Dans votre livre "The Loyalty Leap" (1), vous prônez "l’intimité client"…
Je suis parti de la définition de Michael Treacy et Fred Wiersema (2) qui ont mis en lumière trois stratégies qui guident les entreprises : l’efficacité opérationnelle, le leadership sur les produits et l’intimité client. Les entreprises doivent être compétitives dans ces trois domaines, mais les entreprises qui se concentrent sur l’intimité client, se définissent autant par les produits et les services qu’elles commercialisent que par la façon dont elles interagissent avec leurs clients : elles utilisent l’information collectée sur leurs consommateurs pour s’adresser différemment à eux et mieux répondre à leurs besoins. Grâce à cette connaissance client, vous créez une différence compétitive. Et au final, cela signifie davantage de bénéfices pour les marques.

Vous recommandez aux enseignes de mieux exploiter les données clients…
Oui, car aujourd’hui, beaucoup d’entreprise échouent à personnaliser la relation client. Elles ont tendance à trop se concentrer sur les process de production et oublient de se focaliser sur leurs consommateurs : qui ils sont et ce qu’ils demandent. La qualité de la data est, pourtant, capitale pour créer une expérience client unique et plus pertinente. Puisque nous sommes à Las Vegas, prenons l’exemple des casinos Caesars. Ils ont réussi à individualiser l’expérience client en personnalisant leurs offres et leur communication en fonction des différents profils : celui qui vient de New York pour jouer, celui qui habite sur place et se rend au Casino pour diner ou voir un spectacle etc. Ils traitent différemment les gros parieurs de ceux qui jouent peu et dépensent peu d’argent.

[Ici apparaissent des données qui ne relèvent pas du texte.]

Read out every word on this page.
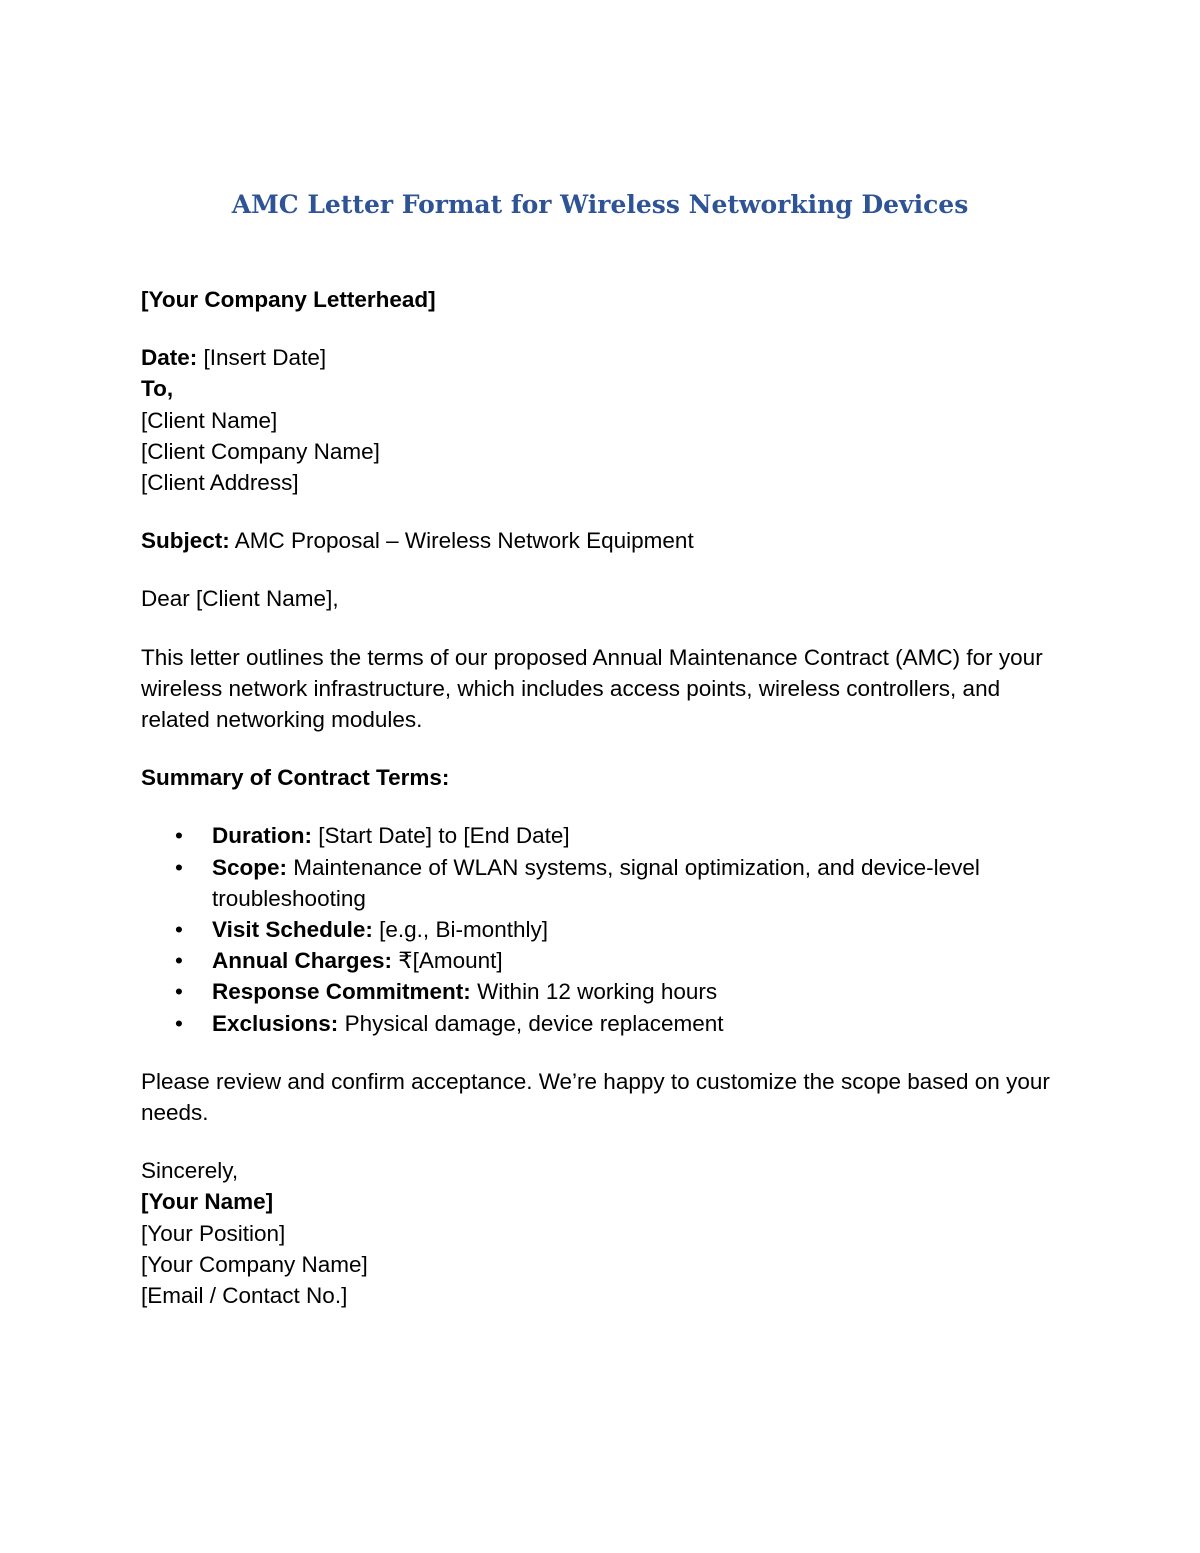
AMC Letter Format for Wireless Networking Devices

[Your Company Letterhead]

Date: [Insert Date]
To,
[Client Name]
[Client Company Name]
[Client Address]

Subject: AMC Proposal – Wireless Network Equipment

Dear [Client Name],

This letter outlines the terms of our proposed Annual Maintenance Contract (AMC) for your wireless network infrastructure, which includes access points, wireless controllers, and related networking modules.

Summary of Contract Terms:

• Duration: [Start Date] to [End Date]
• Scope: Maintenance of WLAN systems, signal optimization, and device-level troubleshooting
• Visit Schedule: [e.g., Bi-monthly]
• Annual Charges: ₹[Amount]
• Response Commitment: Within 12 working hours
• Exclusions: Physical damage, device replacement

Please review and confirm acceptance. We’re happy to customize the scope based on your needs.

Sincerely,
[Your Name]
[Your Position]
[Your Company Name]
[Email / Contact No.]
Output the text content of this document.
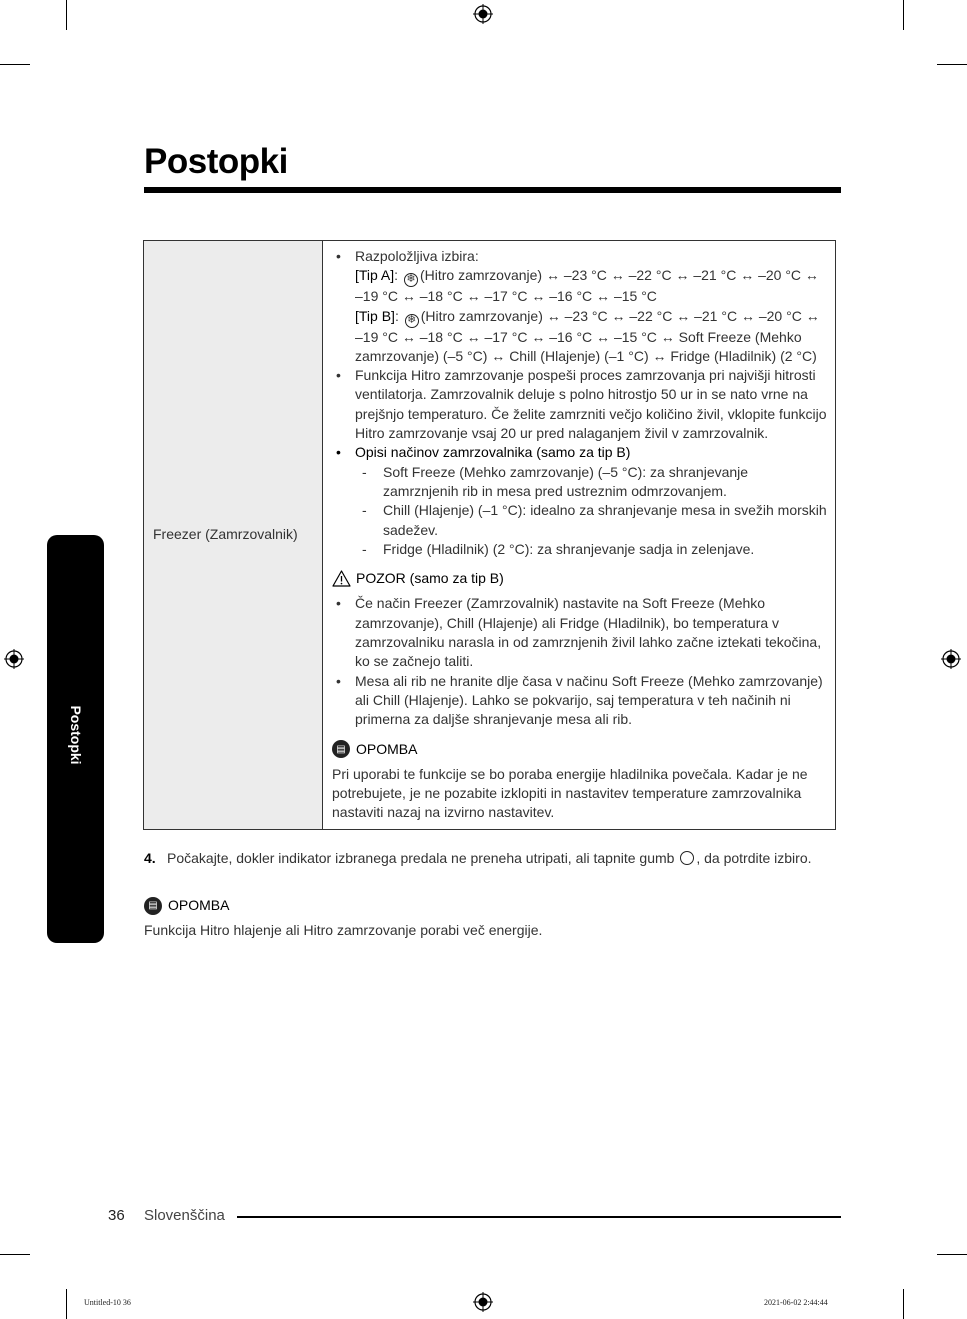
Postopki
Postopki
Freezer (Zamrzovalnik)	
• Razpoložljiva izbira:
[Tip A]: ❄ (Hitro zamrzovanje) ↔ –23 °C ↔ –22 °C ↔ –21 °C ↔ –20 °C ↔ –19 °C ↔ –18 °C ↔ –17 °C ↔ –16 °C ↔ –15 °C
[Tip B]: ❄ (Hitro zamrzovanje) ↔ –23 °C ↔ –22 °C ↔ –21 °C ↔ –20 °C ↔ –19 °C ↔ –18 °C ↔ –17 °C ↔ –16 °C ↔ –15 °C ↔ Soft Freeze (Mehko zamrzovanje) (–5 °C) ↔ Chill (Hlajenje) (–1 °C) ↔ Fridge (Hladilnik) (2 °C)
• Funkcija Hitro zamrzovanje pospeši proces zamrzovanja pri najvišji hitrosti ventilatorja. Zamrzovalnik deluje s polno hitrostjo 50 ur in se nato vrne na prejšnjo temperaturo. Če želite zamrzniti večjo količino živil, vklopite funkcijo Hitro zamrzovanje vsaj 20 ur pred nalaganjem živil v zamrzovalnik.
• Opisi načinov zamrzovalnika (samo za tip B)
- Soft Freeze (Mehko zamrzovanje) (–5 °C): za shranjevanje zamrznjenih rib in mesa pred ustreznim odmrzovanjem.
- Chill (Hlajenje) (–1 °C): idealno za shranjevanje mesa in svežih morskih sadežev.
- Fridge (Hladilnik) (2 °C): za shranjevanje sadja in zelenjave.
POZOR (samo za tip B)
• Če način Freezer (Zamrzovalnik) nastavite na Soft Freeze (Mehko zamrzovanje), Chill (Hlajenje) ali Fridge (Hladilnik), bo temperatura v zamrzovalniku narasla in od zamrznjenih živil lahko začne iztekati tekočina, ko se začnejo taliti.
• Mesa ali rib ne hranite dlje časa v načinu Soft Freeze (Mehko zamrzovanje) ali Chill (Hlajenje). Lahko se pokvarijo, saj temperatura v teh načinih ni primerna za daljše shranjevanje mesa ali rib.
▤ OPOMBA
Pri uporabi te funkcije se bo poraba energije hladilnika povečala. Kadar je ne potrebujete, je ne pozabite izklopiti in nastavitev temperature zamrzovalnika nastaviti nazaj na izvirno nastavitev.
4. Počakajte, dokler indikator izbranega predala ne preneha utripati, ali tapnite gumb , da potrdite izbiro.
▤ OPOMBA
Funkcija Hitro hlajenje ali Hitro zamrzovanje porabi več energije.
36 Slovenščina
Untitled-10 36	2021-06-02 2:44:44
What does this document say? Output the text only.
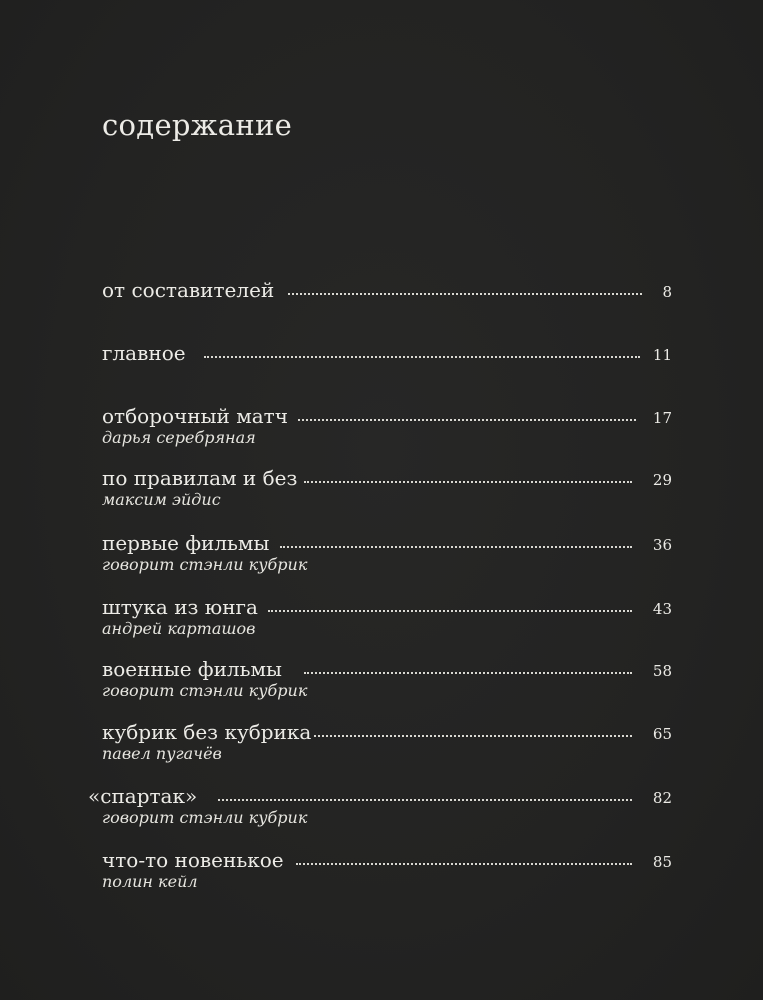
содержание
от составителей	8
главное	11
отборочный матч	17
дарья серебряная
по правилам и без	29
максим эйдис
первые фильмы	36
говорит стэнли кубрик
штука из юнга	43
андрей карташов
военные фильмы	58
говорит стэнли кубрик
кубрик без кубрика	65
павел пугачёв
«спартак»	82
говорит стэнли кубрик
что-то новенькое	85
полин кейл
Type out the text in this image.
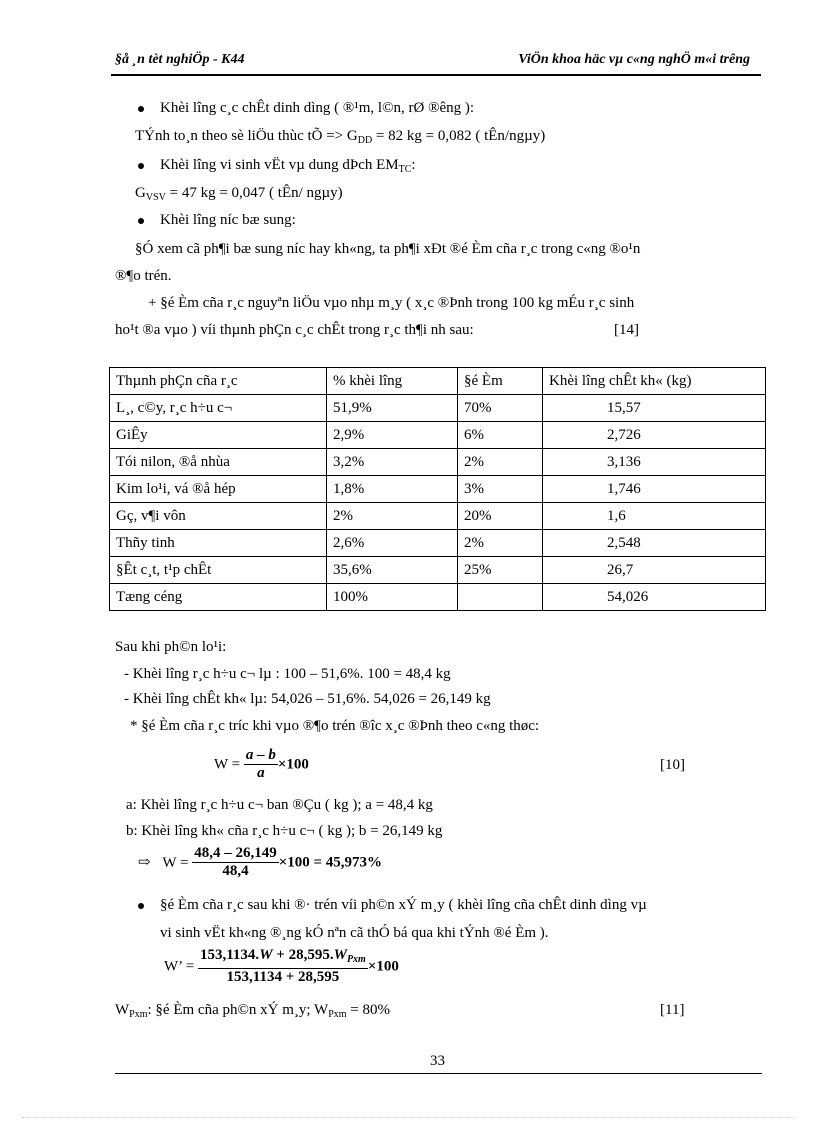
§å ¸n tèt nghiÖp - K44	ViÖn khoa häc vµ c«ng nghÖ m«i trêng
Khèi lîng c¸c chÊt dinh dìng ( ®¹m, l©n, rØ ®êng ):
TÝnh to¸n theo sè liÖu thùc tÕ => $G_{DD} = 82$ kg = 0,082 ( tÊn/ngµy)
Khèi lîng vi sinh vËt vµ dung dÞch $EM_{TC}$:
$G_{VSV} = 47$ kg = 0,047 ( tÊn/ ngµy)
Khèi lîng níc bæ sung:
§Ó xem cã ph¶i bæ sung níc hay kh«ng, ta ph¶i xÐt ®é Èm cña r¸c trong c«ng ®o¹n
®¶o trén.
+ §é Èm cña r¸c nguyªn liÖu vµo nhµ m¸y ( x¸c ®Þnh trong 100 kg mÉu r¸c sinh
ho¹t ®a vµo ) víi thµnh phÇn c¸c chÊt trong r¸c th¶i nh sau:	[14]
Thµnh phÇn cña r¸c	% khèi lîng	§é Èm	Khèi lîng chÊt kh« (kg)
L¸, c©y, r¸c h÷u c¬	51,9%	70%	15,57
GiÊy	2,9%	6%	2,726
Tói nilon, ®å nhùa	3,2%	2%	3,136
Kim lo¹i, vá ®å hép	1,8%	3%	1,746
Gç, v¶i vôn	2%	20%	1,6
Thñy tinh	2,6%	2%	2,548
§Êt c¸t, t¹p chÊt	35,6%	25%	26,7
Tæng céng	100%		54,026
Sau khi ph©n lo¹i:
- Khèi lîng r¸c h÷u c¬ lµ : 100 – 51,6%. 100 = 48,4 kg
- Khèi lîng chÊt kh« lµ: 54,026 – 51,6%. 54,026 = 26,149 kg
* §é Èm cña r¸c tríc khi vµo ®¶o trén ®îc x¸c ®Þnh theo c«ng thøc:
$W = \frac{a - b}{a} \times 100$	[10]
a: Khèi lîng r¸c h÷u c¬ ban ®Çu ( kg ); a = 48,4 kg
b: Khèi lîng kh« cña r¸c h÷u c¬ ( kg ); b = 26,149 kg
⇨ $W = \frac{48,4 - 26,149}{48,4} \times 100 = 45,973\%$
§é Èm cña r¸c sau khi ®· trén víi ph©n xÝ m¸y ( khèi lîng cña chÊt dinh dìng vµ
vi sinh vËt kh«ng ®¸ng kÓ nªn cã thÓ bá qua khi tÝnh ®é Èm ).
W’ = $\frac{153,1134.W + 28,595.W_{Pxm}}{153,1134 + 28,595} \times 100$
$W_{Pxm}$: §é Èm cña ph©n xÝ m¸y; $W_{Pxm} = 80\%$	[11]
33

Les consommateurs sont réticents à partager leurs informations personnelles avec les marques…
Notre étude (3) montre que les clients souhaitent être récompensés en échange des informations qu’ils donnent aux entreprises. Le bénéfice attendu ne doit pas être forcément un programme de fidélité, cela peut être de meilleurs services, de meilleures informations... Par exemple, le magasin de chaussures Ecco ne propose pas de programme de fidélité, mais à chacun de mes achats, les vendeurs me demandent mon numéro de téléphone mobile. Ils exploitent, de manière élégante, mes achats passés et les informations dont ils disposent. Lorsque j’ai acheté des chaussures de golf, ils m’ont conseillé de prendre un imperméabilisant, mais j’étais presque certain d’en avoir déjà. Alors le vendeur m’a simplement demandé mon numéro de mobile pour vérifier et s’apercevoir que je n’avais pas ce produit. Du coup, chacun y a trouvé son compte : ils sont 14 dollars plus riche et je n’ai pas eu à retourner au magasin pour m’en procurer. Au final, j’ai eu une très bonne expérience client sans avoir besoin de souscrire à un programme de fidélité.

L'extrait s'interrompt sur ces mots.